Trigger. A delivery-feedback consumer on channel.delivery.confirmed.v1 / .failed.v1. Runs async so the hot path is unaffected.

Steps:

  1. For each attempt, compute a channel-preference delta:
    • Positive terminal (DELIVERED, ANSWERED) → +Δ (min 5, max 20 depending on confidence)
    • rejected_by_recipient → −Δ (min 10, max 40) + link marked INVALID
    • Ambiguous (sent only, timeout) → ±0
  2. LWW merge: UPDATE chan.recipient_profiles SET channelPreferences = jsonb_set(..., ..., ...) WHERE msisdn_hash = $1 AND updatedAt < NEW.updatedAt.
  3. Transition discoveryState: UNSEEN → LEARNING after first observation; LEARNING → STABLE after ≥ 5 outcomes across ≥ 2 channels.
  4. Emit channel.recipient.profile.updated.v1 (analytics only; subject retained 90 d).

8. UC-07 — EnforceChannelConsent

Per-channel scopes (per consent-ledger's scope model):

  • SMSTRANSACTIONAL for OTP/txn, MARKETING for marketing, EMERGENCY always-on
  • WHATSAPP — MARKETING category requires explicit opt-in (Meta business-template rule)
  • TELEGRAM — Telegram Terms of Service require the user initiated the conversation; platform enforces link exists + last activity ≤ 30 d
  • VIBER — PA-initiated outbound permitted under Viber business rules; opt-out respected
  • VOICE — OTP-only by default; MARKETING voice gated by distinct scope VOICE_MARKETING
  • EMAIL — CAN-SPAM / GDPR-style double opt-in; verified-email flag required

Cache structurechan:gate:{tenantId}:{sha256(msisdn ‖ tenantSalt)}:{useCase} stores a {channel: allowed|denied|reason} map with TTL 60 s. Invalidated on consent.revoked.v1 for the affected (tenantId, msisdnHash).

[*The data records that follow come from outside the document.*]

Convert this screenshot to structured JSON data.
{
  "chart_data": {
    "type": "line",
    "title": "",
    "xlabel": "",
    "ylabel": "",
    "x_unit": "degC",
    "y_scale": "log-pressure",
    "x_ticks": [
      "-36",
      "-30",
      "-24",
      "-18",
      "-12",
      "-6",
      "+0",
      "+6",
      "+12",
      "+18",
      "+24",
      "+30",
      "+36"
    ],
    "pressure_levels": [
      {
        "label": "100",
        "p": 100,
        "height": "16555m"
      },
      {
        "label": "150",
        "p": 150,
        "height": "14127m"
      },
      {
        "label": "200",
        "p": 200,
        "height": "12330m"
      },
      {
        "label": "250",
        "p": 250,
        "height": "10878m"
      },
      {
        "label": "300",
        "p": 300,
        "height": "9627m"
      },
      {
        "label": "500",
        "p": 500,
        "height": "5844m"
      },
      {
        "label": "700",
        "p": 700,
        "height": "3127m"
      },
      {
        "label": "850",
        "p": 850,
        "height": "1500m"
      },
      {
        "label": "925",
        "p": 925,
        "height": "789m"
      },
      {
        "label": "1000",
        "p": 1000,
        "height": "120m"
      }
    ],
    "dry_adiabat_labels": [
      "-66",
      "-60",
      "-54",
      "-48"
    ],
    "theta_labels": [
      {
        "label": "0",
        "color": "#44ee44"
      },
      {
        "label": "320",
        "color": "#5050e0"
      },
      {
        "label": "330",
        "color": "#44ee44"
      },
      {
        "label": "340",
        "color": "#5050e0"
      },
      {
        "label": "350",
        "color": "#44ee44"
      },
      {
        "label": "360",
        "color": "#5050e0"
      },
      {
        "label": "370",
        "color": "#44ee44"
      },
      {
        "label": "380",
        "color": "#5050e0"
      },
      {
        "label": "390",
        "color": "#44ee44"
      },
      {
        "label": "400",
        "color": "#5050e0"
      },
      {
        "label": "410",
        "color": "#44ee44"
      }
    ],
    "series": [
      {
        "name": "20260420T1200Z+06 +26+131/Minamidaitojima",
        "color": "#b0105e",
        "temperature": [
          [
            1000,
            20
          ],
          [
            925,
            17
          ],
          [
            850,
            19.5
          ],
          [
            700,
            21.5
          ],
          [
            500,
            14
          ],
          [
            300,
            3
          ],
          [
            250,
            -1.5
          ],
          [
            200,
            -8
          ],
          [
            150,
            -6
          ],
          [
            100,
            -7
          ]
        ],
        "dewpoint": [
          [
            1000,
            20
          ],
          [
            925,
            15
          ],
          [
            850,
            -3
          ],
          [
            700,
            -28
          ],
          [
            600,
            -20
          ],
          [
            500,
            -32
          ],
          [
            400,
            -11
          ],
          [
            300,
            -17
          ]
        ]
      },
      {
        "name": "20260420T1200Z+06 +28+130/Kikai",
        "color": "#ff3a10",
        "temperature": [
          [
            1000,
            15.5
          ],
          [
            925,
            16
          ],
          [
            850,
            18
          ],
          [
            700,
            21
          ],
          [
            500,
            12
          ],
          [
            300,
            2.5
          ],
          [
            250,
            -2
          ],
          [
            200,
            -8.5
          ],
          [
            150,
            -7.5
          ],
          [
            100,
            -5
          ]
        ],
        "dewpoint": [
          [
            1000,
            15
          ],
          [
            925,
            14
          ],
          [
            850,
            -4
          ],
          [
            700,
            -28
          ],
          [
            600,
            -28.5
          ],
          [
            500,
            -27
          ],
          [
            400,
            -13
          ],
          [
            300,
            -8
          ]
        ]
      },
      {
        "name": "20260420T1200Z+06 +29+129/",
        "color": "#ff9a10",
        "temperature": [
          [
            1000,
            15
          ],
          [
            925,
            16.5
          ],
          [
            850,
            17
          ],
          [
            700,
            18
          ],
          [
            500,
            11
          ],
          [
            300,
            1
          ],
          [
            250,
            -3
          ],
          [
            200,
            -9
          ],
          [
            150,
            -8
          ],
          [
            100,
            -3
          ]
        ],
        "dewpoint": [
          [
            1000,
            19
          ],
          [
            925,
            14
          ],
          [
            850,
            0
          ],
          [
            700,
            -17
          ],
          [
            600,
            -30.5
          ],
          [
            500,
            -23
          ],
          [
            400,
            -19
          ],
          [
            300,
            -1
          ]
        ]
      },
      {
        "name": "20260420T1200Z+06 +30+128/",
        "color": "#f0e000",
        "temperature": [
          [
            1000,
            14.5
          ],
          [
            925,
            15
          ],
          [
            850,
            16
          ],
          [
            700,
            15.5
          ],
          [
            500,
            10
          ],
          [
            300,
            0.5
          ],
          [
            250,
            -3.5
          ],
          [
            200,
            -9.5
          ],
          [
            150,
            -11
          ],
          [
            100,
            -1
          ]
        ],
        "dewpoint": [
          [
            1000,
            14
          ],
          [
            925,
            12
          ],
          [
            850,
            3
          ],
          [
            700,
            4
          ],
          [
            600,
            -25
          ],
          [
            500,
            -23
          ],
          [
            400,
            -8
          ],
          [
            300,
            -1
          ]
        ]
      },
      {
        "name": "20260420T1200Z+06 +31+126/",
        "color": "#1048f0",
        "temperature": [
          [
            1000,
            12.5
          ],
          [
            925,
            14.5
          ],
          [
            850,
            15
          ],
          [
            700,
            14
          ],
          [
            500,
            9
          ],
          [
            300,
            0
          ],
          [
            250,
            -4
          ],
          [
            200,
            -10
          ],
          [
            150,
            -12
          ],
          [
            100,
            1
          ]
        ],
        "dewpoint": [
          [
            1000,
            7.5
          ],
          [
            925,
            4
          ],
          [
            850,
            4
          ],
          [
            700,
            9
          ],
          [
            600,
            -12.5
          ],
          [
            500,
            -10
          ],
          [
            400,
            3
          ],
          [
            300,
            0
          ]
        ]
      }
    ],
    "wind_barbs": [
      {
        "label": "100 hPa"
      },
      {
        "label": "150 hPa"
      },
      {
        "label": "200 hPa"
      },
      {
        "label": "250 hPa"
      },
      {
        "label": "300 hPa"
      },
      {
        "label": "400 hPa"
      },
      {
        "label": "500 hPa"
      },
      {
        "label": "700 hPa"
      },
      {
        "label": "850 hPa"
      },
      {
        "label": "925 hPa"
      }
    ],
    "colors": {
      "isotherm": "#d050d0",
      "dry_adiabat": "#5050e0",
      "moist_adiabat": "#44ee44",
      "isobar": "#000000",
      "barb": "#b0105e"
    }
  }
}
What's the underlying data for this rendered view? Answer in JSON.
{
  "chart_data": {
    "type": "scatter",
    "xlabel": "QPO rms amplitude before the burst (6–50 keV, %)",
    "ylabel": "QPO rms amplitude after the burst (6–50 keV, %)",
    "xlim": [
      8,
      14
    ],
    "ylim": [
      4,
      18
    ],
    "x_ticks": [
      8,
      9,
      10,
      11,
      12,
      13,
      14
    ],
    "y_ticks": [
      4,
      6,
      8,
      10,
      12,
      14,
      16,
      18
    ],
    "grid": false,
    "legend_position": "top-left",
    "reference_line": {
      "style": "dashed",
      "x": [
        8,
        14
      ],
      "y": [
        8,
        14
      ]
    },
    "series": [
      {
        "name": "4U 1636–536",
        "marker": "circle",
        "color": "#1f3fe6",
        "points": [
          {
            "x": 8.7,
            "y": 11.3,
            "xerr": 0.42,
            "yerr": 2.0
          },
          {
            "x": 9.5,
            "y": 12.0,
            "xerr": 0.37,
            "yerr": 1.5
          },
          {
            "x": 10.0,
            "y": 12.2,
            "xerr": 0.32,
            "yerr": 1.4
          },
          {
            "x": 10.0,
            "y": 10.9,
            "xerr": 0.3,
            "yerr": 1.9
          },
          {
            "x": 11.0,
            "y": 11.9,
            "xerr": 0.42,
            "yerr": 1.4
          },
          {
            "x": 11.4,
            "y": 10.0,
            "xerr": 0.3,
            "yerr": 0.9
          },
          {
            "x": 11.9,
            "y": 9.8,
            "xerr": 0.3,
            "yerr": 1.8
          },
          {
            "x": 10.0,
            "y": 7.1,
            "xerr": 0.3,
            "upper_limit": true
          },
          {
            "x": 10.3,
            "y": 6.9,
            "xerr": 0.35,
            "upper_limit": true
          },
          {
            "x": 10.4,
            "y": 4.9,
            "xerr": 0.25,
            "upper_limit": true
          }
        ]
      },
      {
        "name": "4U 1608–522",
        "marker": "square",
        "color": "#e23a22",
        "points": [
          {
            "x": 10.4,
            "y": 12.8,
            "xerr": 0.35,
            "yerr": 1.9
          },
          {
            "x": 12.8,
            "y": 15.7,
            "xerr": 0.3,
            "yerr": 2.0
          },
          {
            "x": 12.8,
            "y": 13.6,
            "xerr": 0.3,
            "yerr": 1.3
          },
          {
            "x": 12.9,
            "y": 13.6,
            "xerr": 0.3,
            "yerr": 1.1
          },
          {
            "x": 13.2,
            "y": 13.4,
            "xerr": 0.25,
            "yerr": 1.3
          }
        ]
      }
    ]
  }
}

9. UC-08 — EmitBillingEvent

Per-attempt metering. For every terminal DeliveryAttempt (positive or negative) that actually reached the provider, emit one channel.billing.event.v1 with SKU by channel (sms.outbound.v1, whatsapp.outbound.v1, telegram.outbound.v1, viber.outbound.v1, voice.otp.v1, email.outbound.v1).

Rules:

  • Adapter-refused attempts (breaker open, no-link) do not meter.
  • Voice OTP meters only when status = ANSWERED && playedDigits = otp.length.
  • WhatsApp template_rejected still meters (the API call was made).
  • Nats-Msg-Id = {notificationId}:{recipientId}:{stepIndex} for inbox-side dedup at the billing consumer.

10. UC-09 — EnforceTenantFallbackCap

Pre-step-transition guard. Evaluated in-process (no DB/Redis call) using the ladderSnapshot + attempts[].costNgn projection already loaded on the execution. Two counters:

  • executionTotalCostNgn (observed) — sum of costNgn across completed attempts.
  • nextStepExpectedCostNgn (model-driven) — based on chan.channel_adapter_configs.pricing_model lookup at policy-load time.

If executionTotalCostNgn + nextStepExpectedCostNgn > policy.costCapPerMessage → terminate with REFUSED_COST_CAP. This protects against runaway fallback cost, e.g. a mis-configured policy chain that sends via Voice OTP on marketing traffic.


11. Sequence Diagram — Typical Fallback (SMS → WhatsApp → Voice)


12. Performance & Concurrency

  • Per-pod inflight cap: MAX_INFLIGHT = 200 (consumer) + MAX_GRPC_INFLIGHT = 1000. Exceeding either returns RESOURCE_EXHAUSTED on gRPC and leaves NATS messages un-acked for JetStream redelivery.
  • Deadline scanner runs per replica with a distributed lock (chan:deadline:lock) claimed for 2 s at a time; only one replica does the scan to avoid duplicate progressions.
  • Profile-update consumer scales independently on a separate subject (channel.delivery.confirmed.v1, .failed.v1) with HPA on consumer lag.
  • OTT-adapter Deployments are separate so WhatsApp adapter pressure does not drain Telegram / Viber pools.